$\pi_0$: A Vision-Language-Action Flow Model for General Robot Control
This paper proposes a novel # Flow Matching architecture built on the top of a pre-trained vision-language model (paligemma) and introduces details of how to build and train on a large and diverse dataset from multiple robot platforms. The flow matching algorithm is a variant of diffusion, which allows to handle high-frequency action chunks and highly dexterous tasks.
Some interesting ideas from the paper:
- The axis along which human intelligence most outpaces machine intelligence is versatility: the ability to solve diverse tasks situated in varied physical environments.
- Three major challenges in developing generalist robot policies: (1) Large scale (model); (2) Right model structures; (3) Right training recipe.
- The training process contains 2 stages: (1) Pre-training phase for training a base model that exhibits broad capabilities and generalization, but is not necessarily specialized for high performance on any one task; (2) Post-training phase for specific downstream tasks by using high-quality curated data.
- They also mention that utilizing a high-level policy (such as # SuSIE: Subgoal Synthesis via Image Editing) that decomposes high-level tasks into more immediate subtasks to assist the proposed VLA to complete more complex tasks.
Training
- They use the PaliGemma VLM as basebone, with the following differences: (1) additional input and output projections for the robotics-specific tokens, including the robot states and actions, (2) additional MLP for the flow matching timestep information, (3) a second, smaller set of weights for the action expert.
- The action chunk size is set to 50.
- The action expert / head is implemented as a single transformer with two sets of weights, where each token is routed to one of the experts; the weights interact only through the transformer's self-attention layers.
- The image and language prompt are routed to the VLM backbone, while the robot states and noise actions are routed to the action expert.
- The model structure is quite interesting: it contains one gemma-2b for llm reasoning, and one gemma-300M for action expert. The image and text tokens will input to llm head, and the robot state and action noise will input to action head.

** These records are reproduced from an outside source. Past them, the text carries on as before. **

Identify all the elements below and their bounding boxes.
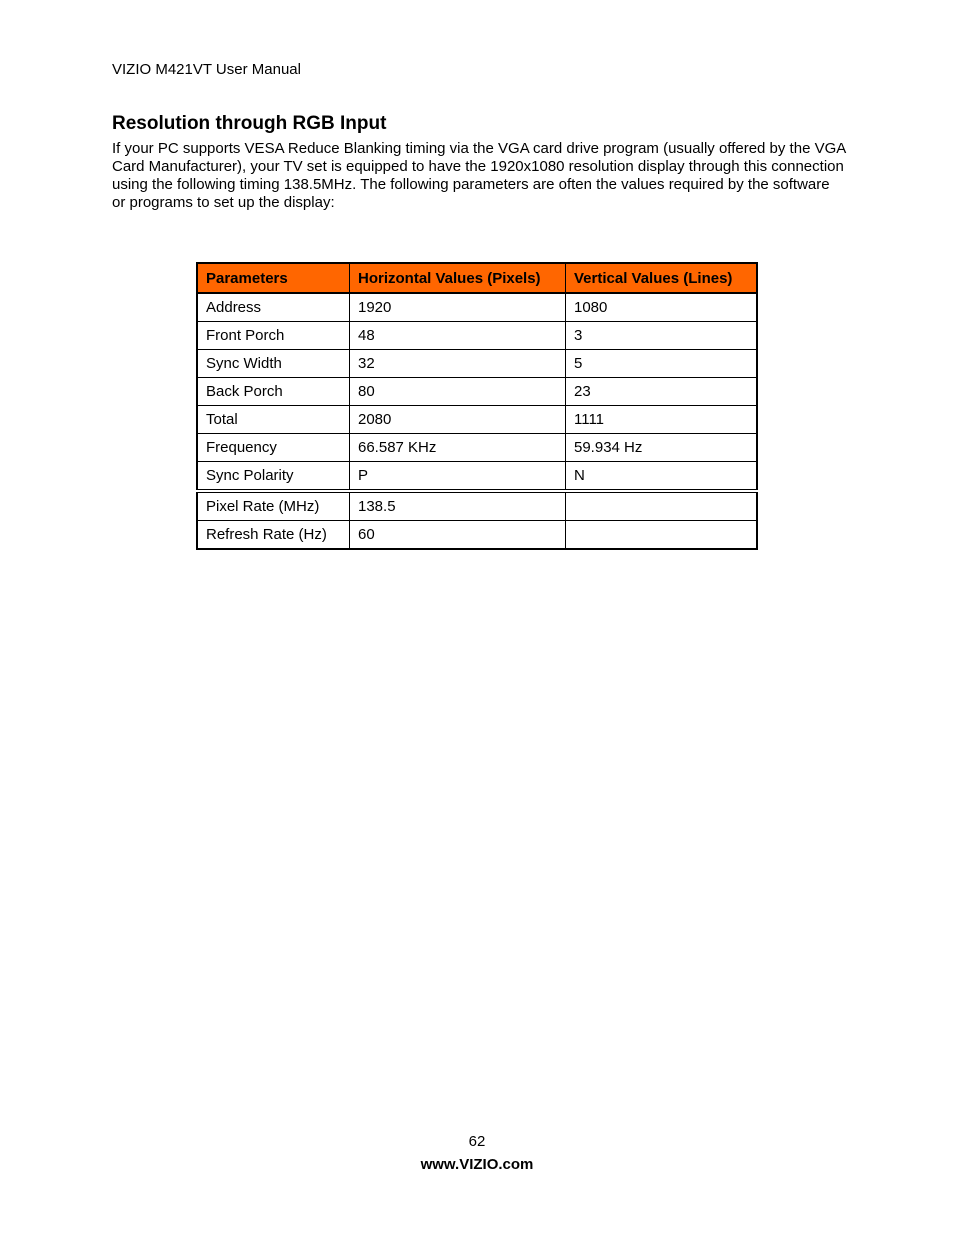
horizontal-value-cell: 48 xyxy=(350,322,566,350)
table-row xyxy=(197,434,757,462)
horizontal-value-cell: 2080 xyxy=(350,406,566,434)
parameter-cell: Front Porch xyxy=(197,322,350,350)
parameter-cell: Total xyxy=(197,406,350,434)
vertical-value-cell: 23 xyxy=(566,378,758,406)
horizontal-value-cell: 1920 xyxy=(350,293,566,322)
horizontal-value-cell: 32 xyxy=(350,350,566,378)
table-row xyxy=(197,322,757,350)
horizontal-value-cell: 138.5 xyxy=(350,491,566,521)
parameter-cell: Refresh Rate (Hz) xyxy=(197,521,350,550)
column-header-parameters: Parameters xyxy=(197,263,350,293)
table-header-row xyxy=(197,263,757,293)
parameter-cell: Sync Polarity xyxy=(197,462,350,492)
section-title: Resolution through RGB Input xyxy=(112,113,387,134)
timing-table xyxy=(196,262,758,550)
table-row xyxy=(197,491,757,521)
vertical-value-cell: 3 xyxy=(566,322,758,350)
table-row xyxy=(197,293,757,322)
table-row xyxy=(197,521,757,550)
horizontal-value-cell: P xyxy=(350,462,566,492)
table-row xyxy=(197,406,757,434)
footer-url: www.VIZIO.com xyxy=(420,1156,534,1173)
horizontal-value-cell: 80 xyxy=(350,378,566,406)
vertical-value-cell: 1080 xyxy=(566,293,758,322)
horizontal-value-cell: 66.587 KHz xyxy=(350,434,566,462)
page-number: 62 xyxy=(468,1133,486,1150)
vertical-value-cell: 59.934 Hz xyxy=(566,434,758,462)
vertical-value-cell xyxy=(566,521,758,550)
vertical-value-cell: N xyxy=(566,462,758,492)
parameter-cell: Back Porch xyxy=(197,378,350,406)
table-row xyxy=(197,462,757,492)
vertical-value-cell: 5 xyxy=(566,350,758,378)
parameter-cell: Frequency xyxy=(197,434,350,462)
table-row xyxy=(197,350,757,378)
vertical-value-cell xyxy=(566,491,758,521)
parameter-cell: Pixel Rate (MHz) xyxy=(197,491,350,521)
table-row xyxy=(197,378,757,406)
running-header: VIZIO M421VT User Manual xyxy=(112,61,301,78)
intro-paragraph: If your PC supports VESA Reduce Blanking timing via the VGA card drive program (usually offered by the VGA Card Manufacturer), your TV set is equipped to have the 1920x1080 resolution display through this connection using the following timing 138.5MHz. The following parameters are often the values required by the software or programs to set up the display: xyxy=(112,140,846,211)
column-header-vertical: Vertical Values (Lines) xyxy=(566,263,758,293)
horizontal-value-cell: 60 xyxy=(350,521,566,550)
column-header-horizontal: Horizontal Values (Pixels) xyxy=(350,263,566,293)
parameter-cell: Address xyxy=(197,293,350,322)
parameter-cell: Sync Width xyxy=(197,350,350,378)
vertical-value-cell: 1111 xyxy=(566,406,758,434)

And they use attention to connect the output of llm head and the robot state.
Attention Mask
$\pi_0$ uses a blockwise # Causal Attention mask with 3 blocks $[I_t^1, \cdots, I_t^n, l_t]$, $[q_t]$, and $[a_t, \cdots, a_{t+H-1}]$, where $I_t^n$ denotes the image captured by camera $n$ at time step $t$, $l_t$ is the language prompt or task description, $q_t$ is the proprioceptive state at time step $t$, and $[a_t, \cdots, a_{t+H-1}]$ denotes the action chunks from time step $t$ to $t+H-1$.
With each block, there is full bidirectional attention, whereas the tokens in each block cannot attend to the tokens in future blocks.
For modality sequence [img1, img2, text, q, a_1, a_o], The attention mask will be: [0, 0, 0, 1, 1, 0], which will generate the following:
| modality | img1 | img2 | text | q | a_1 | a_o |
|---|---|---|---|---|---|---|
| img1 | 1 | 1 | 1 | 0 | 0 | 0 |
| img2 | 1 | 1 | 1 | 0 | 0 | 0 |
| text | 1 | 1 | 1 | 0 | 0 | 0 |
| q | 1 | 1 | 1 | 1 | 0 | 0 |
| a_1 | 1 | 1 | 1 | 1 | 1 | 0 |
| a_o | 1 | 1 | 1 | 1 | 1 | 1 |
Advantages
- The first block includes the input modalities from PaliGemma’s VLM pre-training, which are prevented from attending to future blocks (which include new inputs) to minimize distribution shift from said pre-training.
- The robot state $q_t$ is its own block because it does not change with each flow matching integration step; preventing it from attending to the final block allows its corresponding keys and values to be cached during sampling.
- From the perspective of casual attention design, State can gather information from ALL visual and textual tokens.
Disadvantages
- From the perspective of casual attention design, state cannot influence how vision-language features are processed.